03-08-2019 08:00 AM - edited 03-08-2019 08:25 AM
We don't typically convert the vertical back to voltage. We are typically just looking for at least 52 codes of clearance and ideally more that 60 (for UltraScale gt's with a dwell of 10e-9). The horizontal is the amount of timing margin you have in Unit Intervals (UI). So if you are at 10Gbps and have .3 clearance that would be a 100ps UI so the .3 would mean 30 ps. Dwell BER is the number of samples you take for each position of the chart. DWELL BER of 1e-9 would mean that the eyescan will check for the error rate of 1e-9 at each offset. To do this it will take 10e9 samples at each offset. For the horizontal we look for .26 to .3 UI of margin.
03-10-2019 09:39 PM - edited 03-10-2019 10:07 PM
So. If I change the dwell BER, the eye diagram will also change?.
I am really confused now. I know what is Unit interval in an eye-diagram. But if I consider the dwell bit error rate and the colour coding, I am not able to relate it to the Unit interval concept.
and regarding vertical codes to voltage conversion I am not convinced with your answer. I have found somewhere in Xilinx forum that vertical code * 2= voltage. I have attached the neccessary screenshot please do cross-verify weather it is proper or not.
03-11-2019 09:08 AM - edited 03-11-2019 09:09 AM
In general, if you take more samples the eye will get smaller. The BER dwell lets you set how many samples to take. Ideally you want to set the dwell to the BER you are interested in acheiving. Since that can can take too much time the eye mask is done for a BER dwell of 10E-9 and extrapolated to acheive a BER of 10E-15.

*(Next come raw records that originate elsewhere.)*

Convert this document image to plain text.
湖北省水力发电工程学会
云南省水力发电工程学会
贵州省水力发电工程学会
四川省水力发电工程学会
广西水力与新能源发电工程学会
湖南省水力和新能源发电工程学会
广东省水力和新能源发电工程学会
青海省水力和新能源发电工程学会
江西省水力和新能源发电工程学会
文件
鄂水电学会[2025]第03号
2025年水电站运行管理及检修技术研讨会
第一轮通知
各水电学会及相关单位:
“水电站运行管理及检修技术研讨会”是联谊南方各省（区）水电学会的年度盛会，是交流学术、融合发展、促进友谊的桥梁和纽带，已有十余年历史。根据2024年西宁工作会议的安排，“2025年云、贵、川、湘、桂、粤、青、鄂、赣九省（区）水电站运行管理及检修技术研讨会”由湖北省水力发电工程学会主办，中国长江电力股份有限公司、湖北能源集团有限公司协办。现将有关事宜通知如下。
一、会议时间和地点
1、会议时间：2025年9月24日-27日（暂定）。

There is a conversion from codes to mv but I'm not sure how accurate it can be after the signal goes through equalization stages and an automatic gain control stage. The conversion is 1.6 mv/code on the GTY. See the eyescan_vs_range attribute in UG578 (other gt's have similar attributes.) My only point is that since the Eye Scan Mask is in codes that is the more useful measure. The mask is defined for the eyescan_vs_range setting of 00.
10-22-2020 07:47 PM
I am very glad found your reply about detailed codes and UI margin requirement when doing eye scan:
We are typically just looking for at least 52 codes of clearance and ideally more that 60 (for UltraScale gt's with a dwell of 10e-9).

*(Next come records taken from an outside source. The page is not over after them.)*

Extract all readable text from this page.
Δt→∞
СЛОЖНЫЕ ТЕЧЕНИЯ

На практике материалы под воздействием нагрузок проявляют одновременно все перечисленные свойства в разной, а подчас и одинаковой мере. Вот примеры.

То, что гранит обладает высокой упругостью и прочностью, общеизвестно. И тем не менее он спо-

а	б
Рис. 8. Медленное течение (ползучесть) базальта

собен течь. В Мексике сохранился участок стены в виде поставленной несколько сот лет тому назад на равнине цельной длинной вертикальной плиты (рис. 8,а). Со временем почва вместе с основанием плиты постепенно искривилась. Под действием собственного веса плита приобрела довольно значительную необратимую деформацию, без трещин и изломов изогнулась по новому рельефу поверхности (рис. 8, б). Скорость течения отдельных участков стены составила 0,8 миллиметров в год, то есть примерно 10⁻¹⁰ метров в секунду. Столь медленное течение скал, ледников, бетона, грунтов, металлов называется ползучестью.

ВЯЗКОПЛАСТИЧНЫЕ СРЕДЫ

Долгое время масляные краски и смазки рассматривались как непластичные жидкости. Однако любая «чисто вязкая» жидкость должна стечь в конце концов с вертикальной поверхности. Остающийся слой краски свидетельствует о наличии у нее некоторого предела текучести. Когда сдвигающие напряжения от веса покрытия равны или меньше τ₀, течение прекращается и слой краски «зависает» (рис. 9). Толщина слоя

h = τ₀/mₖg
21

To do this it will take 10e9 samples at each offset. For the horizontal we look for .26 to .3 UI of margin.
My questions are:
(1) Does this requirement also apply for UltrayScale+ GTH?
(2) Do PCIe,SGMII,USXGMII have same test margin requirement as they have different speed?

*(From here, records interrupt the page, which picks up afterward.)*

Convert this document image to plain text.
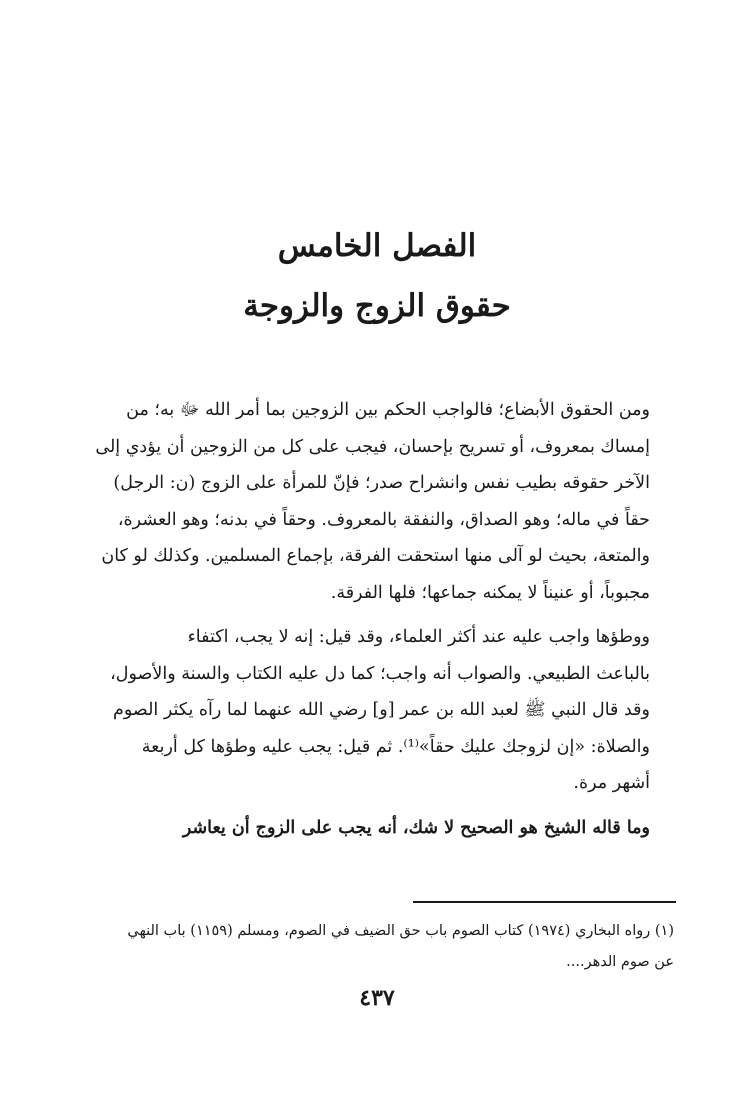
الفصل الخامس
حقوق الزوج والزوجة

ومن الحقوق الأبضاع؛ فالواجب الحكم بين الزوجين بما أمر الله ﷻ به؛ من
إمساك بمعروف، أو تسريح بإحسان، فيجب على كل من الزوجين أن يؤدي إلى
الآخر حقوقه بطيب نفس وانشراح صدر؛ فإنّ للمرأة على الزوج (ن: الرجل)
حقاً في ماله؛ وهو الصداق، والنفقة بالمعروف. وحقاً في بدنه؛ وهو العشرة،
والمتعة، بحيث لو آلى منها استحقت الفرقة، بإجماع المسلمين. وكذلك لو كان
مجبوباً، أو عنيناً لا يمكنه جماعها؛ فلها الفرقة.

ووطؤها واجب عليه عند أكثر العلماء، وقد قيل: إنه لا يجب، اكتفاء
بالباعث الطبيعي. والصواب أنه واجب؛ كما دل عليه الكتاب والسنة والأصول،
وقد قال النبي ﷺ لعبد الله بن عمر [و] رضي الله عنهما لما رآه يكثر الصوم
والصلاة: «إن لزوجك عليك حقاً»⁽¹⁾. ثم قيل: يجب عليه وطؤها كل أربعة
أشهر مرة.

وما قاله الشيخ هو الصحيح لا شك، أنه يجب على الزوج أن يعاشر

(١) رواه البخاري (١٩٧٤) كتاب الصوم باب حق الضيف في الصوم، ومسلم (١١٥٩) باب النهي
عن صوم الدهر....
٤٣٧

(3) Does any document mention this requirement? I cannot find them in many docs only find this message.
Looking forward for your replay, Thanks!
10-23-2020 12:17 AM
Hi @wangyuming ,
(2) I can't really tell if speed make's a difference but I think it's only important that your eye has enough margin, so that the system gets the right value.
(3) I've been working with Eye Scans for some time now but I've never found any documents about it. There are only several community posts that help you out. I think most of the time it's about finding your own margin to work with. Just have a look at the Serial Transceiver-Community and look through all the posts there or try to search for it (e.g. using "IBERT" or "eye scan").